Those of you considering coming to Techonomy 2016 on November 9-11 in Half Moon Bay, California (and we hope you are) may find it interesting to hear the kinds of conversation we have internally as we try to develop a meaningful and useful program. Even as we create a rich and diverse palette of sessions on pragmatic themes like what companies need to do about the Internet of Things now, or how AI is changing healthcare and other industries, we ask ourselves difficult questions about society’s future. The aim is to develop the big-picture sessions our programs are known for. Getting such sessions right isn’t easy. But we think seeing big patterns and long-term possibilities lends clarity to our thinking and the resulting little decisions we all make every day. (See Josh Ramo’s excellent new book The Seventh Sense for an eloquent explanation of how critical that is.)
This year we’ve honed in on the reality that the world is entering a completely new era as data-gathering of all sorts accumulates across global society. The data will increasingly be collected in vast amounts, via ever-more-sophisticated marketing systems that record our net and mobile behavior, via health and legal and government records, as well as via the enormous data sets emerging as the Internet of Things instruments our surroundings. The IoT will measure and store tons of data about us and the world. (It is a major theme of this year’s conference.)
How will we, as a society, determine who gets to control and utilize data about people? How much will people get access to data about themselves and their communities? Who will arbitrate the relationships between corporations, governments, and individuals in determining who controls and accesses that data, and uses it to gain valuable insights about the world? We had a discussion about that in Techonomy’s conference room the other day. Here are some highlights, via a fast typist.
Simone Ross (Techonomy’s program director): We don’t have the systems in place to reach anything close to that utopian place techies love to talk about. You can talk about AR and VR to your heart’s content, but we’re far away from a time when everybody can take advantage of it. You have the divides between the haves and have-nots, but then within the haves there are further divides, because everyone is at varying distances from the data. So our actual ability to control and make decisions is in serious jeopardy.
David Kirkpatrick (chief techonomist): It’s a fault line in future society that most people have not yet acknowledged.
Ross: In the tech community many haven’t recognized it. But activists and people who think about social issues ARE thinking about it. That’s why its important to include them in the conversation. And we’re working on a session about the future of representative democracy.
Kirkpatrick: Ultimately we will need to be able to feed information like data about climate change back to individuals in real time so they can alter their behavior accordingly.
Ross: But what about peoople who don’t care about climate change? They can ignore the data and the knowledge. Think about city dwellers in the US versus those in Europe or India. It’s not going to work the same for everyone.
We think–“So much data, so much insight in the world—everything will be better.” But what we don’t think about is, “Is it neutral? Is it fair?” Does everyone who wants to have input into this system have input? They don’t. But it’s harder and harder to get your head around, because everything we do increasingly throws off a data point. We’re going to drown in it.
Kirkpatrick: There is a concept of “anonymity by obscurity.” There may be tons of data about you out there, but there’s also tons of data about everybody else out there, too, so any one piece of it may be less harmful or potentially embarrassing.
Glenda Cudaback (Techonomy program consultant): When the data is known, as it evolves, things will change. Your preferences will change. The things you want or don’t want will change. They’ll change biologically. We have speakers who are thinking about that kind of possibility in the future, like Justin Sanchez, who directs the biological technologies office at DARPA. Another person on this year’s program who’s thinking about this is computer scientist Leslie Valiant of Harvard, a winner of the Turing Prize. I think it’s the eventual merging of biological systems and all this data.

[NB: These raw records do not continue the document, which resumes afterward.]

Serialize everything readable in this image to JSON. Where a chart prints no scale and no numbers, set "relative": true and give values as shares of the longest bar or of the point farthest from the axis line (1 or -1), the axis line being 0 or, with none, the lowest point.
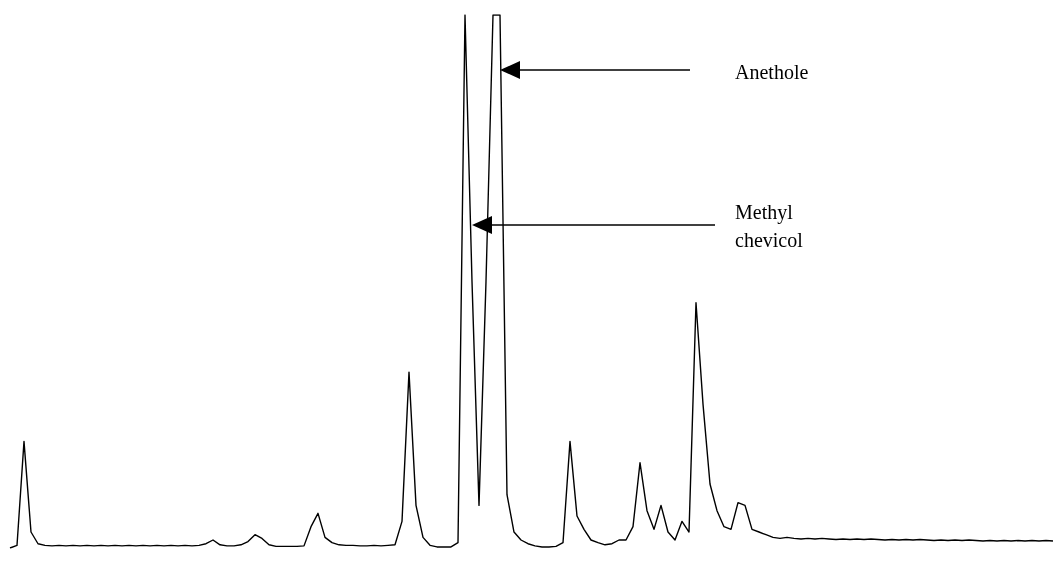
{
  "chart_data": {
    "type": "line",
    "relative": true,
    "color": "#000000",
    "categories": [
      null,
      null,
      null,
      null,
      null,
      null,
      null,
      null,
      null,
      null,
      null,
      null,
      null,
      null,
      null,
      null,
      null,
      null,
      null,
      null,
      null,
      null,
      null,
      null,
      null,
      null,
      null,
      null,
      null,
      null,
      null,
      null,
      null,
      null,
      null,
      null,
      null,
      null,
      null,
      null,
      null,
      null,
      null,
      null,
      null,
      null,
      null,
      null,
      null,
      null,
      null,
      null,
      null,
      null,
      null,
      null,
      null,
      null,
      null,
      null,
      null,
      null,
      null,
      null,
      null,
      null,
      null,
      null,
      null,
      null,
      null,
      null,
      null,
      null,
      null,
      null,
      null,
      null,
      null,
      null,
      null,
      null,
      null,
      null,
      null,
      null,
      null,
      null,
      null,
      null,
      null,
      null,
      null,
      null,
      null,
      null,
      null,
      null,
      null,
      null,
      null,
      null,
      null,
      null,
      null,
      null,
      null,
      null,
      null,
      null,
      null,
      null,
      null,
      null,
      null,
      null,
      null,
      null,
      null,
      null,
      null,
      null,
      null,
      null,
      null,
      null,
      null,
      null,
      null,
      null,
      null,
      null,
      null,
      null,
      null,
      null,
      null,
      null,
      null,
      null,
      null,
      null,
      null,
      null,
      null,
      null,
      null,
      null,
      null,
      null
    ],
    "values": [
      0,
      0.005,
      0.2,
      0.03,
      0.008,
      0.005,
      0.004,
      0.005,
      0.004,
      0.005,
      0.004,
      0.005,
      0.004,
      0.005,
      0.004,
      0.005,
      0.004,
      0.005,
      0.004,
      0.005,
      0.004,
      0.005,
      0.004,
      0.005,
      0.004,
      0.005,
      0.004,
      0.005,
      0.008,
      0.015,
      0.006,
      0.004,
      0.004,
      0.006,
      0.012,
      0.025,
      0.018,
      0.006,
      0.003,
      0.003,
      0.003,
      0.003,
      0.004,
      0.04,
      0.065,
      0.02,
      0.01,
      0.006,
      0.005,
      0.005,
      0.004,
      0.004,
      0.005,
      0.004,
      0.005,
      0.006,
      0.05,
      0.33,
      0.08,
      0.02,
      0.005,
      0.002,
      0.002,
      0.002,
      0.01,
      1,
      0.5,
      0.08,
      0.5,
      1,
      1,
      0.1,
      0.03,
      0.015,
      0.008,
      0.004,
      0.002,
      0.002,
      0.003,
      0.01,
      0.2,
      0.06,
      0.035,
      0.015,
      0.01,
      0.006,
      0.008,
      0.015,
      0.015,
      0.04,
      0.16,
      0.07,
      0.035,
      0.08,
      0.03,
      0.015,
      0.05,
      0.03,
      0.46,
      0.27,
      0.12,
      0.07,
      0.04,
      0.035,
      0.085,
      0.08,
      0.035,
      0.03,
      0.025,
      0.02,
      0.018,
      0.02,
      0.018,
      0.017,
      0.018,
      0.017,
      0.018,
      0.017,
      0.016,
      0.017,
      0.016,
      0.017,
      0.016,
      0.017,
      0.016,
      0.015,
      0.016,
      0.015,
      0.016,
      0.015,
      0.016,
      0.015,
      0.014,
      0.015,
      0.014,
      0.015,
      0.014,
      0.015,
      0.014,
      0.013,
      0.014,
      0.013,
      0.014,
      0.013,
      0.014,
      0.013,
      0.014,
      0.013,
      0.014,
      0.013
    ],
    "annotations": [
      "Anethole",
      "Methyl chevicol"
    ]
  }
}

Kirkpatrick: Will that be coded by a human?
Cudaback: Scientists assume that the machine will learn from the data it collects, and the machine will then evolve according to your preferences.
Kirkpatrick: But to use the phrase “your preferences” in that sentence is making a moral assumption that whoever ultimately controls the computing and analyses has the good will of individuals at heart.

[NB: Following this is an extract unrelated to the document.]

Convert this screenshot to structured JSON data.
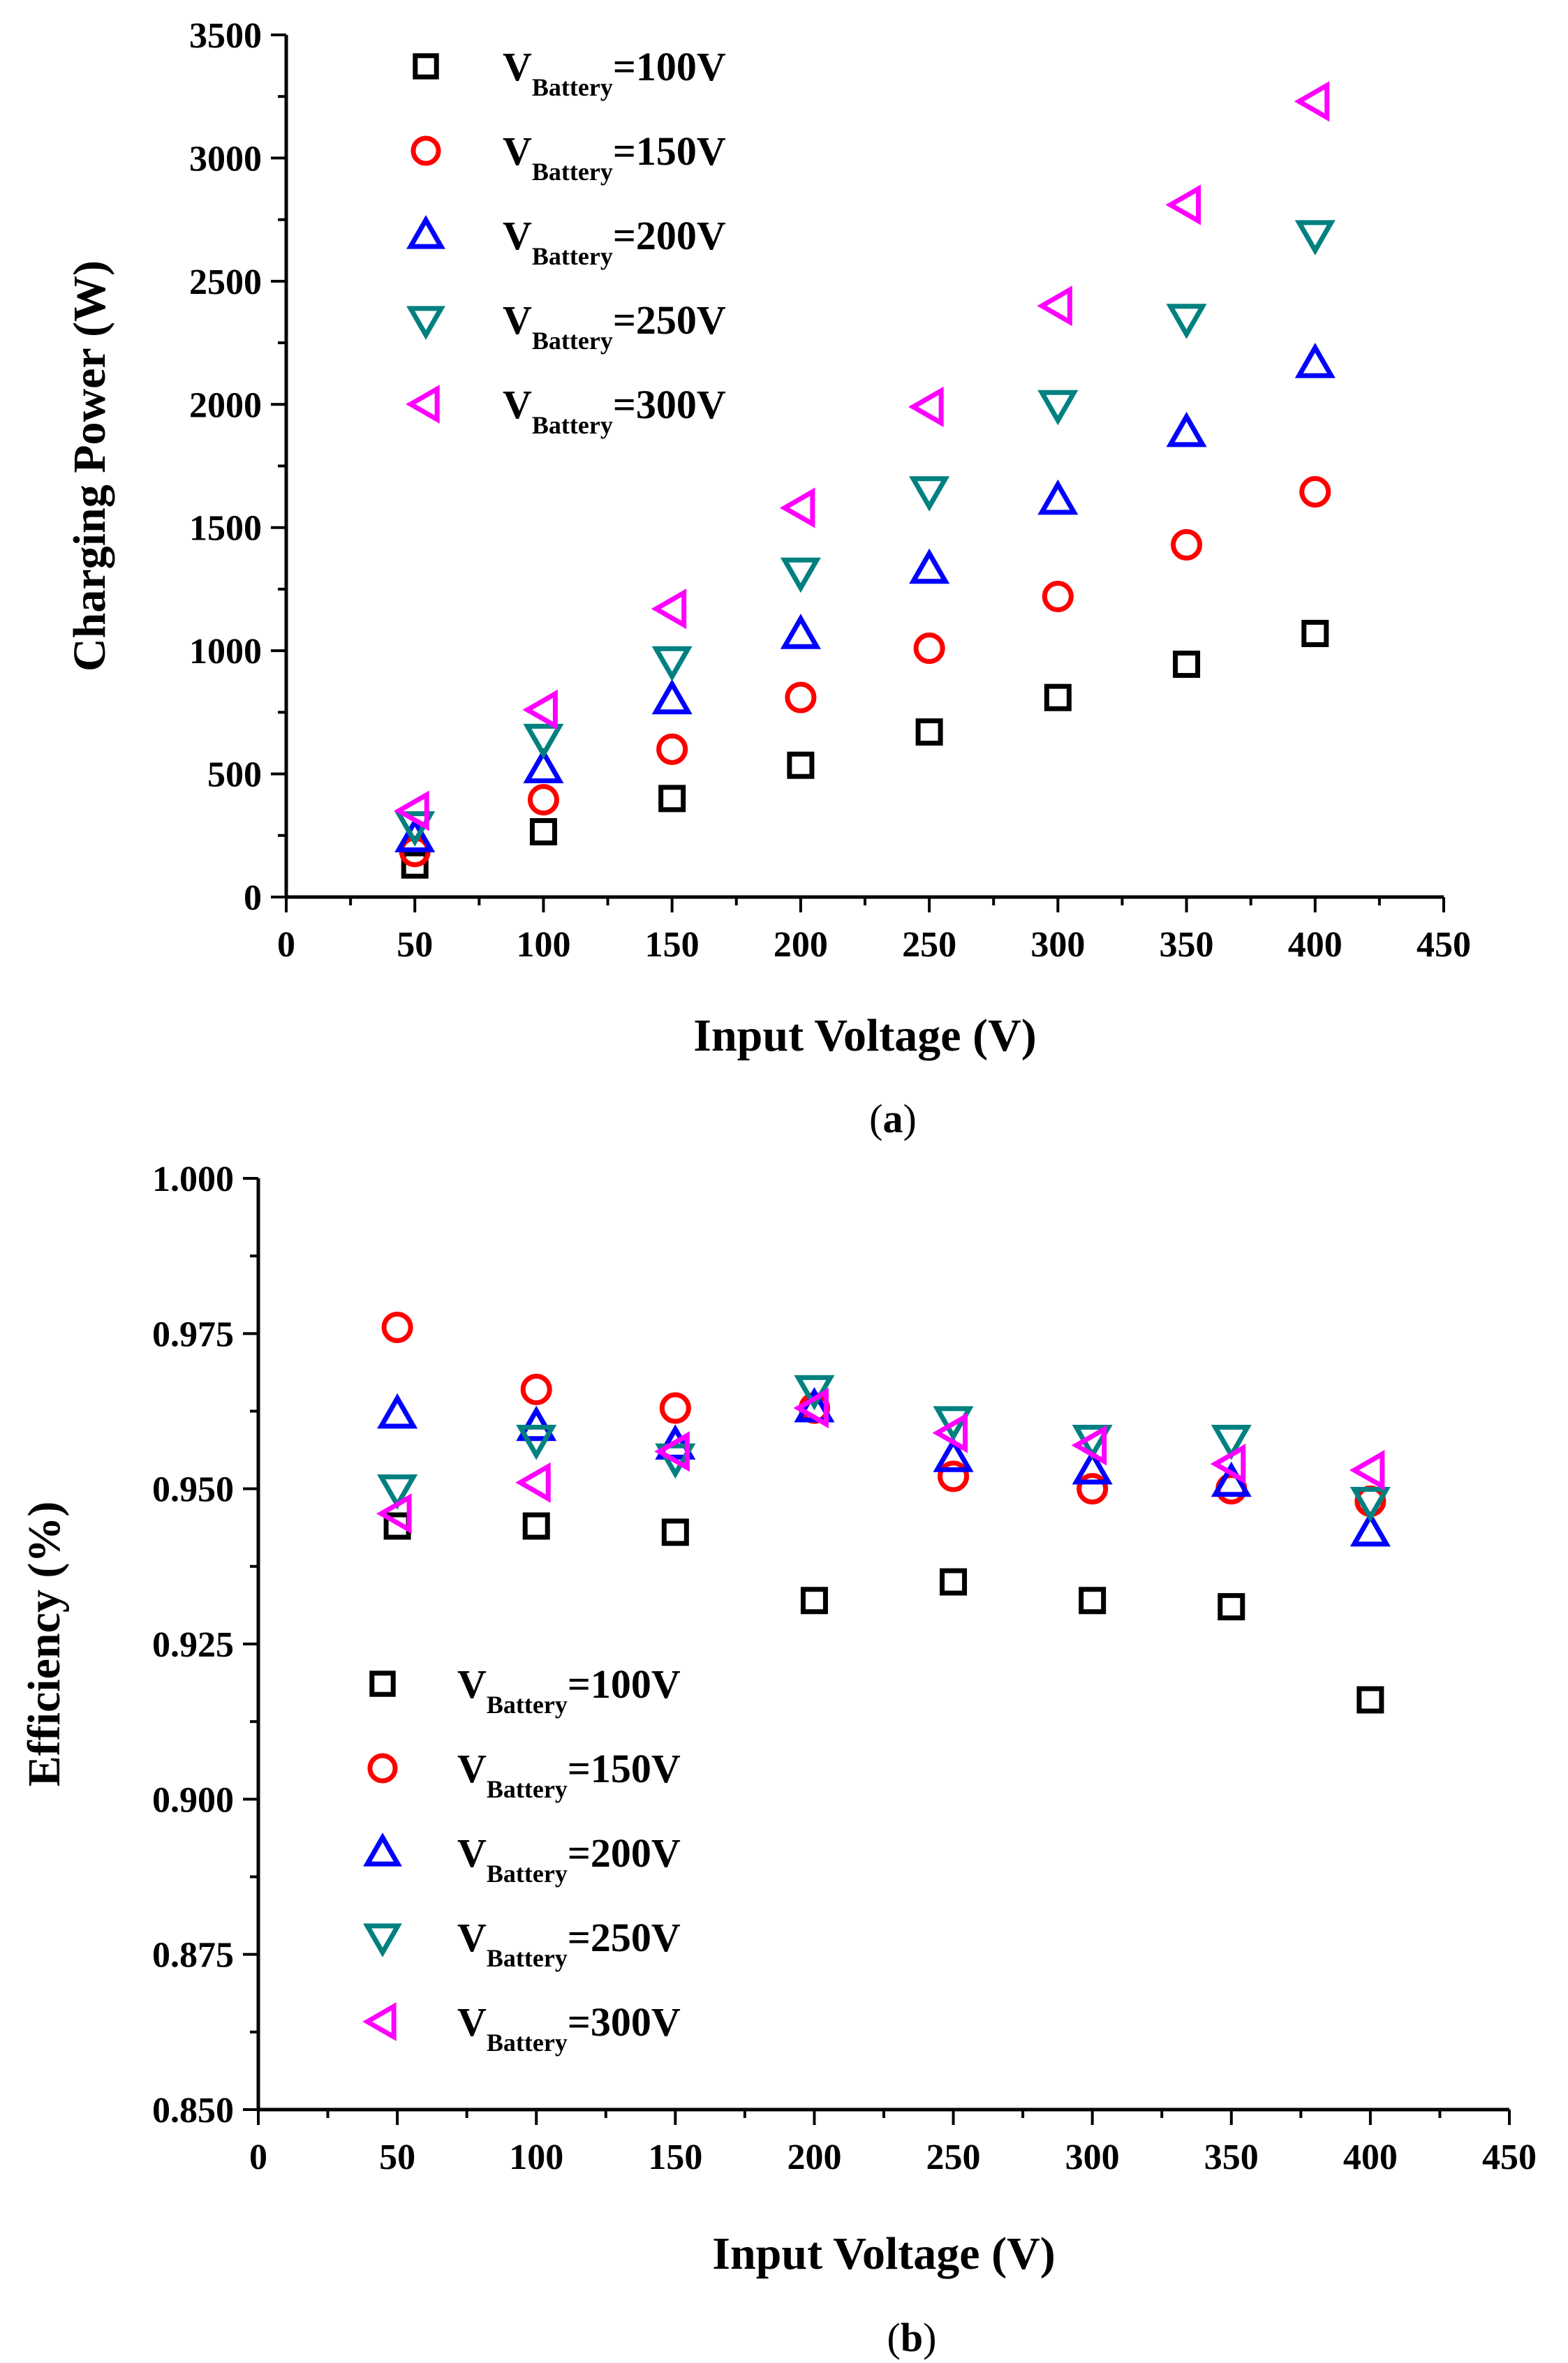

Cudaback: You want a world where everyone has equal opportunities and is well cared for—that’s your ultimate goal. So the machine learns about all that’s happening in the world—wars, innoculations, medical breakthroughs. Meanwhile people are figuring out ways to connect that machine code to neurons, which are biological. And eventually the machines will be replaced by neurons. And the biological network will be more closely tuned to your preferences.

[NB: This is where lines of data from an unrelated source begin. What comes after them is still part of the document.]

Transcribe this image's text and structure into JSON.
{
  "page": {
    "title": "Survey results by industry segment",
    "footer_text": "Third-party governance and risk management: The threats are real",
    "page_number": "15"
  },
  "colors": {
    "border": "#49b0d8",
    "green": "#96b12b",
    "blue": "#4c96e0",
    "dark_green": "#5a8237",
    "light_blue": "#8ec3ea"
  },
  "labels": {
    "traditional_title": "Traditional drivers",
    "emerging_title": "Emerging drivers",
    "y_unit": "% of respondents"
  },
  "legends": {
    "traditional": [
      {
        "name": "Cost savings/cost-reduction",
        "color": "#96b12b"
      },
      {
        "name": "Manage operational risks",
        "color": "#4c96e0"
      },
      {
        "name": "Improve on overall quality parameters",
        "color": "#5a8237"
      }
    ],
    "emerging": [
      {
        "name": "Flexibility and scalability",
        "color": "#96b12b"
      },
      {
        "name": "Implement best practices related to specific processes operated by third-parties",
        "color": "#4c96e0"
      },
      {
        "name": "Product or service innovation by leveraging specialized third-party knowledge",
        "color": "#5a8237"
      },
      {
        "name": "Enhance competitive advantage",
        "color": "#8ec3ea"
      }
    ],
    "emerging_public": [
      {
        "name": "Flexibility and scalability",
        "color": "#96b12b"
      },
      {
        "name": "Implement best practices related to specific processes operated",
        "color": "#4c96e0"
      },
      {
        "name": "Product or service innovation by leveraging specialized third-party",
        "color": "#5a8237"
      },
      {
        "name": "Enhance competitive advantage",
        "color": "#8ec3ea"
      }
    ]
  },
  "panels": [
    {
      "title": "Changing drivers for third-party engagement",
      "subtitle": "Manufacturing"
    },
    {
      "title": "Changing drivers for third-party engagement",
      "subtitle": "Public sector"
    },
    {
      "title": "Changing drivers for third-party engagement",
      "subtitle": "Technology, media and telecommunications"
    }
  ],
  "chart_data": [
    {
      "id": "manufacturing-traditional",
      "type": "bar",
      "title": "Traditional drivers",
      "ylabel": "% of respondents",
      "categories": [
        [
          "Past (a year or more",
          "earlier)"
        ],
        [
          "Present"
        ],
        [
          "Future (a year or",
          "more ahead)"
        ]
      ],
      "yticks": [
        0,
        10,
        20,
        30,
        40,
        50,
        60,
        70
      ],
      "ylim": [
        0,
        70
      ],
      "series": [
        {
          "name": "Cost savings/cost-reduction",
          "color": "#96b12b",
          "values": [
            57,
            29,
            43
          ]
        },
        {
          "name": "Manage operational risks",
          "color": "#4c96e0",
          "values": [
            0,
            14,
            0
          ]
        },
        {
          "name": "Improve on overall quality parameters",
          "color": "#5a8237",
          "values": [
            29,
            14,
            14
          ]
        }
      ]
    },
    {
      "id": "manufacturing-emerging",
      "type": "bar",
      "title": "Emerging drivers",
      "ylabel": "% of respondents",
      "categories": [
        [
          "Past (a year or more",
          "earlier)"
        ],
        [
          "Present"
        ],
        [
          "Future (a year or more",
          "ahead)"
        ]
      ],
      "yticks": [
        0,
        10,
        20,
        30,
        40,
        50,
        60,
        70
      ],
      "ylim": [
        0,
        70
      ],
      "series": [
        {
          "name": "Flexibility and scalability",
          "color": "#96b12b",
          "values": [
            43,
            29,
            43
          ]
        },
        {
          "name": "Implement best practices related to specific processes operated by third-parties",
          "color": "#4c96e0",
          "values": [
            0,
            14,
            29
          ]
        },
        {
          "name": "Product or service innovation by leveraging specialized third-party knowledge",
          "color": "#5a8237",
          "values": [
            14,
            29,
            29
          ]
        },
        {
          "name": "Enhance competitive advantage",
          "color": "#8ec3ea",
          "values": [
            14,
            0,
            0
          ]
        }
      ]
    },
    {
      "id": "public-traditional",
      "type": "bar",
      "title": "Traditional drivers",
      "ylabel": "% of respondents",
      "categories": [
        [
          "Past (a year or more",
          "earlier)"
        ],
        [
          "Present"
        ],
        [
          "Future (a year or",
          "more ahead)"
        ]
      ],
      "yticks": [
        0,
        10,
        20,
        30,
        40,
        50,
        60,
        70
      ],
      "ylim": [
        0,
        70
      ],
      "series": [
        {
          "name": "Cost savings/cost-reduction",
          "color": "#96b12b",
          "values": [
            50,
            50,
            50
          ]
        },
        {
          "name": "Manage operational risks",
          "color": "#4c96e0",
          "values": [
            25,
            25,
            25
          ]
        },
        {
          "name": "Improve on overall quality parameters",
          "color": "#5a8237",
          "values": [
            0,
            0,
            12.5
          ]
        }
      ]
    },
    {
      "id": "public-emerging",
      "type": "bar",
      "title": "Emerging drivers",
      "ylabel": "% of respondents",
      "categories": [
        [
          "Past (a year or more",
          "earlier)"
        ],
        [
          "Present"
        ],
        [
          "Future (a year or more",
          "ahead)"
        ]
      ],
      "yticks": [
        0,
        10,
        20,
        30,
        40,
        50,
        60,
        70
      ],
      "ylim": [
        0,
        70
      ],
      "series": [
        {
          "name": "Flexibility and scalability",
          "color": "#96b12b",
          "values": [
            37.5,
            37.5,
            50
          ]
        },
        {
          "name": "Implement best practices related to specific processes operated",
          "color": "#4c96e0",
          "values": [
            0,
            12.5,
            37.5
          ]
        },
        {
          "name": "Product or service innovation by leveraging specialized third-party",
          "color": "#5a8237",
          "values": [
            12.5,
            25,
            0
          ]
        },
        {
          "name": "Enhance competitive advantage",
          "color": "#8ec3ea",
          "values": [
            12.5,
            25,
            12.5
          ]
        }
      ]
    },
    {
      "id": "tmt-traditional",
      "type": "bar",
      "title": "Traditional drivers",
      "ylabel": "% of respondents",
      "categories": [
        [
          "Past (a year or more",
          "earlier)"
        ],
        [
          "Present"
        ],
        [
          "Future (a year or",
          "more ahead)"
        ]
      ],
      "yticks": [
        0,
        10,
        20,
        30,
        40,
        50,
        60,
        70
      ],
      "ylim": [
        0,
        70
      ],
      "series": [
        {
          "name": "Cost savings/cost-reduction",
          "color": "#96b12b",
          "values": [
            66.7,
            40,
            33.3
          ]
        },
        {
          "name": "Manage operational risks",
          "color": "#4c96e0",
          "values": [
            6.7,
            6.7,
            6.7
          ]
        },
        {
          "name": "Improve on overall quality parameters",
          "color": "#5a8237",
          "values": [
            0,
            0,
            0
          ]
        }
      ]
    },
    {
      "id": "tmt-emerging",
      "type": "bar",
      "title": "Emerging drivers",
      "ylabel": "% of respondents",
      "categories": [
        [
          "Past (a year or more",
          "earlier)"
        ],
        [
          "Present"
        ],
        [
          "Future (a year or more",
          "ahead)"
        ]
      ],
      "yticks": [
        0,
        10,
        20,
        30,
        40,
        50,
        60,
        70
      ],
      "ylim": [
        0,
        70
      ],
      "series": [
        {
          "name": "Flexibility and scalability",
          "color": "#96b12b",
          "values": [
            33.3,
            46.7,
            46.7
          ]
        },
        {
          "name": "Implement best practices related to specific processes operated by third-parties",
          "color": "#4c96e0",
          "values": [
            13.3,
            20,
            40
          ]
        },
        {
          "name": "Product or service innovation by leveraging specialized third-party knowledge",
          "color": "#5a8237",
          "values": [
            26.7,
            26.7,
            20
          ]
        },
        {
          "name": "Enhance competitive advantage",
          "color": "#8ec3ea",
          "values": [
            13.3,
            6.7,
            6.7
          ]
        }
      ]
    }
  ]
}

Kirkpatrick: It remains a moral question who has control of the system that defines what is meant by “equal opportunities” and “well cared for.” And you’re presuming an evolutionary leap that basically incorporates machines and biological systems.
Ross: That’s inevitable.
The conversation continued, and did wend its way around to sessions on pragmatic topics like “The New Rules of Business Engagement” or the role of artificial intelligence for today’s companies. But at Techonomy, we do like big ideas, and we think the best leaders will be those who are conversant in the language of rapid technological change, and even in the wildest future possibilities.